TDS on salary refers to the tax deducted at source on the income received by an employee from their employer. It is a form of advance tax, which is deducted by the employer from the salary of the employee and remitted to the government on their behalf.
The TDS on salary is calculated based on the income tax slab rates applicable to the employee, and the amount is deducted from their gross salary before the salary is credited to their bank account. The employer is responsible for deducting TDS on salary and remitting it to the government within the specified due dates.
The TDS on salary is deducted on a monthly basis, and the amount deducted is reflected in the employee's salary slip. The TDS on salary is based on various factors, including the employee's salary, allowances, and deductions.
The TDS on salary is calculated based on the following formula: TDS on Salary = (Gross Salary – Deductions) x Income Tax Rate
The gross salary includes the basic salary, allowances, and other benefits received by the employee. The deductions include various exemptions and deductions allowed under the Income Tax Act, such as HRA, LTA, medical expenses, and investments made under Section 80C.

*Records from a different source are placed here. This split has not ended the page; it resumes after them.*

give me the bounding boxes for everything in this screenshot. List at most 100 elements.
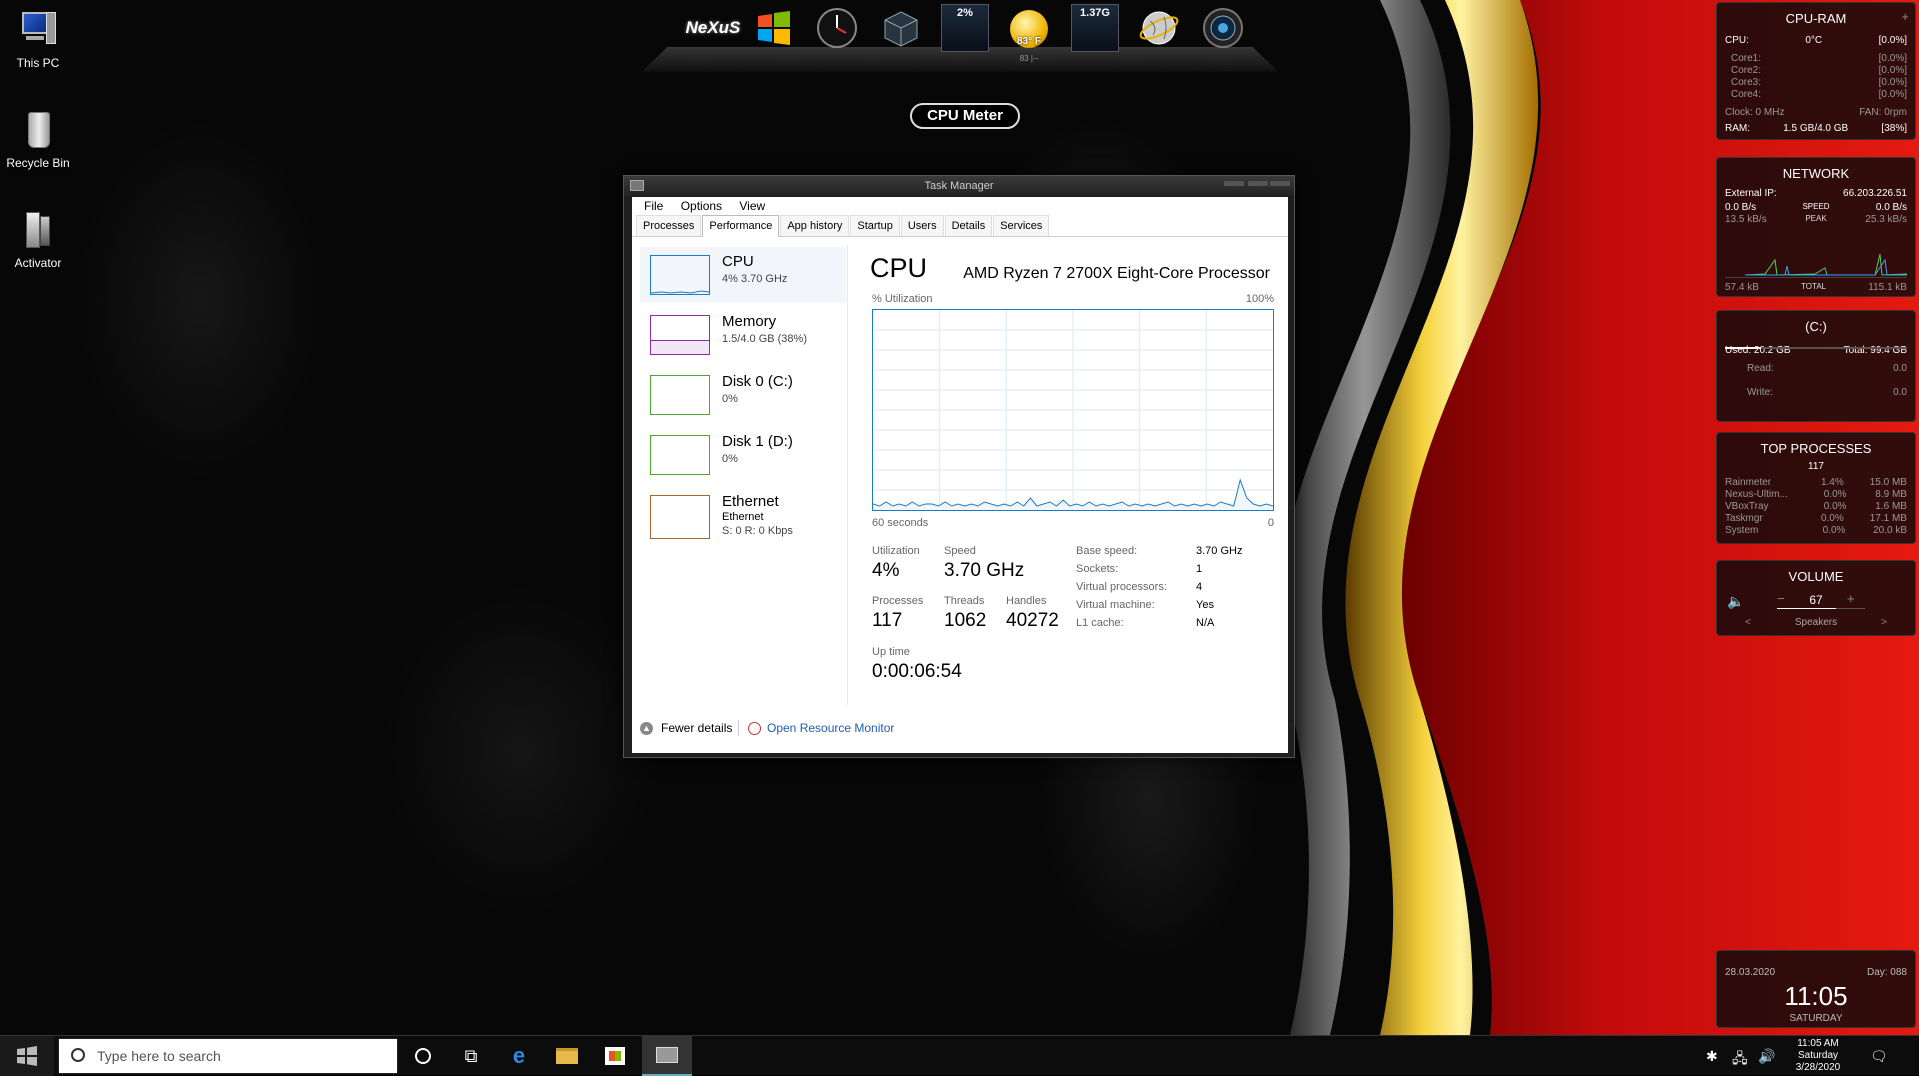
core-value: [0.0%] xyxy=(1878,65,1907,76)
sidebar-item-disk0[interactable]: Disk 0 (C:) 0% xyxy=(640,367,846,423)
menu-options[interactable]: Options xyxy=(681,199,722,213)
resource-monitor-label: Open Resource Monitor xyxy=(767,721,895,735)
taskbar-search-box[interactable]: Type here to search xyxy=(58,1038,398,1074)
process-mem: 15.0 MB xyxy=(1869,477,1907,488)
desktop-icon-this-pc[interactable]: This PC xyxy=(6,8,70,70)
total-download: 57.4 kB xyxy=(1725,282,1759,293)
cube-icon[interactable] xyxy=(877,4,925,52)
start-button[interactable] xyxy=(0,1036,54,1076)
clock-day-number: Day: 088 xyxy=(1866,967,1907,978)
network-tray-icon[interactable]: 🖧 xyxy=(1732,1048,1748,1072)
desktop-icon-activator[interactable]: Activator xyxy=(6,208,70,270)
tray-overflow-icon[interactable]: ✱ xyxy=(1706,1048,1718,1065)
cortana-icon[interactable] xyxy=(400,1036,446,1076)
gadget-title: NETWORK xyxy=(1782,166,1850,181)
detail-key: Sockets: xyxy=(1076,563,1119,575)
edge-browser-icon[interactable]: e xyxy=(496,1036,542,1076)
windows-flag-icon[interactable] xyxy=(750,4,798,52)
tab-performance[interactable]: Performance xyxy=(702,215,780,237)
tab-users[interactable]: Users xyxy=(900,215,944,236)
sidebar-item-disk1[interactable]: Disk 1 (D:) 0% xyxy=(640,427,846,483)
cpu-temp: 0°C xyxy=(1805,35,1823,46)
clock-date: 28.03.2020 xyxy=(1725,967,1776,978)
maximize-button[interactable] xyxy=(1248,181,1268,186)
volume-up-button[interactable]: + xyxy=(1847,591,1855,606)
menu-view[interactable]: View xyxy=(739,199,765,213)
core-label: Core4: xyxy=(1731,89,1762,100)
tab-services[interactable]: Services xyxy=(993,215,1050,236)
window-title: Task Manager xyxy=(924,180,994,192)
volume-slider[interactable] xyxy=(1777,608,1865,609)
detail-key: Base speed: xyxy=(1076,545,1138,557)
close-button[interactable] xyxy=(1270,181,1290,186)
ram-percent: [38%] xyxy=(1881,123,1907,134)
tab-processes[interactable]: Processes xyxy=(636,215,702,236)
core-value: [0.0%] xyxy=(1878,89,1907,100)
network-graph xyxy=(1725,230,1908,278)
detail-key: L1 cache: xyxy=(1076,617,1124,629)
peak-label: PEAK xyxy=(1805,214,1827,223)
upload-peak: 25.3 kB/s xyxy=(1865,214,1907,225)
process-row: Rainmeter 1.4% 15.0 MB xyxy=(1725,477,1907,488)
top-processes-gadget: TOP PROCESSES 117 Rainmeter 1.4% 15.0 MB Ne… xyxy=(1716,432,1916,544)
task-view-icon[interactable]: ⧉ xyxy=(448,1036,494,1076)
camera-icon[interactable] xyxy=(1199,4,1247,52)
recycle-bin-icon xyxy=(16,108,60,152)
gadget-title: VOLUME xyxy=(1788,569,1844,584)
sidebar-item-sub2: S: 0 R: 0 Kbps xyxy=(722,525,793,537)
uptime-label: Up time xyxy=(872,646,910,658)
tab-details[interactable]: Details xyxy=(944,215,993,236)
globe-icon[interactable] xyxy=(1135,4,1183,52)
windows-logo-icon xyxy=(17,1046,37,1066)
processes-value: 117 xyxy=(872,610,903,631)
memory-meter-widget[interactable]: 1.37G xyxy=(1071,4,1119,52)
disk-usage-bar xyxy=(1725,347,1907,349)
fan-speed: FAN: 0rpm xyxy=(1859,107,1907,118)
sidebar-item-sub: Ethernet xyxy=(722,511,764,523)
memory-readout: 1.37G xyxy=(1080,7,1110,19)
clock-icon[interactable] xyxy=(813,4,861,52)
cpu-meter-label: CPU Meter xyxy=(910,103,1020,129)
tray-date: 3/28/2020 xyxy=(1795,1062,1841,1073)
next-device-button[interactable]: > xyxy=(1881,617,1887,628)
volume-tray-icon[interactable]: 🔊 xyxy=(1758,1048,1775,1065)
menu-file[interactable]: File xyxy=(644,199,663,213)
taskbar: Type here to search ⧉ e ✱ 🖧 🔊 11:05 AM S… xyxy=(0,1035,1919,1076)
desktop-icon-recycle-bin[interactable]: Recycle Bin xyxy=(6,108,70,170)
performance-sidebar: CPU 4% 3.70 GHz Memory 1.5/4.0 GB (38%) … xyxy=(640,245,848,705)
process-row: Taskmgr 0.0% 17.1 MB xyxy=(1725,513,1907,524)
detail-value: N/A xyxy=(1196,617,1215,629)
process-name: Nexus-Ultim... xyxy=(1725,489,1788,500)
ram-value: 1.5 GB/4.0 GB xyxy=(1783,123,1849,134)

In case the TDS deducted by the employer is more than the actual tax liability of the employee, the employee can claim a refund of the excess amount while filing their income tax return. On the other hand, if the TDS deducted is less than the actual tax liability, the employee is required to pay the remaining tax amount while filing their income tax return.
Therefore, TDS on salary is an important aspect of income tax for salaried individuals, and it helps to ensure that individuals pay their income tax liabilities in a timely and efficient manner.